“Why this might be is, like anasthesia itself, something of a mystery,” reports The Economist. “The problem is magnified by a growing number of Americans getting high,” with recreational cannabis legal in 20 states. “A 2021 federal survey found that 18.7% of people age 12 or older had used marijuana in the past year,” The Wall Street Journal reports.
“More doctors say they are asking about marijuana use—and urging honesty—before surgeries or procedures because habitual users may need more anesthesia and painkillers,” the Journal reports. “It isn’t clear if the anesthesia complication is largely limited to people who use THC, the main psychoactive component of marijuana and what causes the high, or also extends to people who take cannabidiol, or CBD. The latter doesn’t produce the high that THC does and is sometimes used as a remedy for pain, sleep or anxiety. Many cannabis products such as edibles contain a combination of the two.”
Published studies of the problem have been limited, mainly because federal law thwarts studies of cannabis.

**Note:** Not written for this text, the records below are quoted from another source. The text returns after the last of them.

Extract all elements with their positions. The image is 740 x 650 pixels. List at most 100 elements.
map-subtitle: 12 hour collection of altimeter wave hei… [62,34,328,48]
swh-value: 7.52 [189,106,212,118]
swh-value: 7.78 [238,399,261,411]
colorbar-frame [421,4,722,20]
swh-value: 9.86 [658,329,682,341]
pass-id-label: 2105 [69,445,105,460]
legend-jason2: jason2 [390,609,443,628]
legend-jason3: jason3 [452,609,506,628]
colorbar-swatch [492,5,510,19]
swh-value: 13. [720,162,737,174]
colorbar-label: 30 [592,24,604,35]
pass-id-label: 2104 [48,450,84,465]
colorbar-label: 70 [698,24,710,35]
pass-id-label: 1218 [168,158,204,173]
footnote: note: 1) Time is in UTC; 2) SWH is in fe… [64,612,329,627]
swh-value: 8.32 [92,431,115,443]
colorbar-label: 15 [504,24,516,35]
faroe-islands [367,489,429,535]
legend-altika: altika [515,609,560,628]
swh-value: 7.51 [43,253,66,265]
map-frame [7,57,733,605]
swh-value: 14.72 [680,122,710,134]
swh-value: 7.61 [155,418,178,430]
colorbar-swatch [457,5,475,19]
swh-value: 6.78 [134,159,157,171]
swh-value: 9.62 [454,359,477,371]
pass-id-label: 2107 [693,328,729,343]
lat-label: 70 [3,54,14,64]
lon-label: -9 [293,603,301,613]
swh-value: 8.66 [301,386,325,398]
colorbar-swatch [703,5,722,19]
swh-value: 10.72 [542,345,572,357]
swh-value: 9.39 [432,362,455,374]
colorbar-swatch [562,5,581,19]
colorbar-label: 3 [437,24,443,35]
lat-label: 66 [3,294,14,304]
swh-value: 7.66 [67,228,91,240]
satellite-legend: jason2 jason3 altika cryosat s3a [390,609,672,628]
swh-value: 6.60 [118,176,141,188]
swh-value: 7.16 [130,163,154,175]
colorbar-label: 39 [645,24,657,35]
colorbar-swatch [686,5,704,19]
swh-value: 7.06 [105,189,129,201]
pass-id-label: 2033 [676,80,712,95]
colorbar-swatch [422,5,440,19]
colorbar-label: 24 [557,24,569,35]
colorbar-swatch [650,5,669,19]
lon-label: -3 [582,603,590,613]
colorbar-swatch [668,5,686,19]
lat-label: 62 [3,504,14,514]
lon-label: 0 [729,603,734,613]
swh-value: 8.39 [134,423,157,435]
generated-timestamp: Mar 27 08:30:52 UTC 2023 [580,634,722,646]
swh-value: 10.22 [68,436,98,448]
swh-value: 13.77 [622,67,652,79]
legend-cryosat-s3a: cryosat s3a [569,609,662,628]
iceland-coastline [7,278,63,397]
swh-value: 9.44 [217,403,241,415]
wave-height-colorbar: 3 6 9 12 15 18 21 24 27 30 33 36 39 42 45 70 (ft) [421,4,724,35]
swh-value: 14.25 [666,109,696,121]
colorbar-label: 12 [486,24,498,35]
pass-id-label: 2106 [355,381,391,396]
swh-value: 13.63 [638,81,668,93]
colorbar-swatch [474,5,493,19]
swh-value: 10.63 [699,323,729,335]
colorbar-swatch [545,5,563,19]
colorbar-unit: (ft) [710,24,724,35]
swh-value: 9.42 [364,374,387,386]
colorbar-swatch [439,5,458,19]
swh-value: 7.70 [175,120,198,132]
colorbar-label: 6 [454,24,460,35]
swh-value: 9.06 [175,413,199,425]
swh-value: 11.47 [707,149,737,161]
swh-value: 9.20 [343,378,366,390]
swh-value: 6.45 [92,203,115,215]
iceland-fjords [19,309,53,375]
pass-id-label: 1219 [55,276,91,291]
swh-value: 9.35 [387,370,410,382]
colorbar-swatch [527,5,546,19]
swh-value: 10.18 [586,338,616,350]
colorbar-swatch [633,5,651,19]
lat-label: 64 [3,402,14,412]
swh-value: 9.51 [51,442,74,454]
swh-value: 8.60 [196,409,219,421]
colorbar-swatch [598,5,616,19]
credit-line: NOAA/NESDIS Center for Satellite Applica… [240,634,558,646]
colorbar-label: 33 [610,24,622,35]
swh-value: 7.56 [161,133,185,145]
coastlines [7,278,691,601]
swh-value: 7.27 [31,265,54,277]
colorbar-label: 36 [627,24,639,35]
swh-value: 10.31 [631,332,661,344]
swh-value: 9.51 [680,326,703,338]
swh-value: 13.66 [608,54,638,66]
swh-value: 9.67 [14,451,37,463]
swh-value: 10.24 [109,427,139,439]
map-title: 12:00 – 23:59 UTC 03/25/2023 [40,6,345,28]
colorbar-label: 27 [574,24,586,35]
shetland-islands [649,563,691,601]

Studies have focused on endoscopy, a procedure in which a long tube with a lens and a light is passed down the throat to the digestive tract. A study in Ontario found that daily users of cannabis needed more profopol, a common surgical sedative, than weekly or monthly users.
“Smoking weed before surgery can make patients confused, irritable and sometimes even violent when they wake up,” The Economist reports. “A working paper presented in October, which has yet to be peer-reviewed, suggests that weed can hinder recovery, too. Of the nearly 35,000 Cleveland Clinic patients assessed, those who used marijuana within 30 days of their operation experienced 14% more pain in the day after surgery and took 7% more prescription opioids to ease it.” A study published in 2018 “found that cannabis users had higher pain scores and consumed 25% to 37% higher quantities of opioids compared with nonusers,” The Wall Street Journal reports.
The American Society of Regional Anesthesia and Pain Medicine said in January that pregnant women should be discouraged from smoking cannabis, “and non-emergency surgeries should be postponed by at least two hours if the patient comes in blitzed. A slew of other new reports warn anaesthesiologists of the mounting risks,” The Economist reports. “The common perception that marijuana eases nerves works against doctors. Some people seem to be getting stoned before they arrive at the hospital in order to calm themselves down. New users may be particularly likely to smoke for such a purpose. For a better experience, patients should forgo the parking-lot hit.”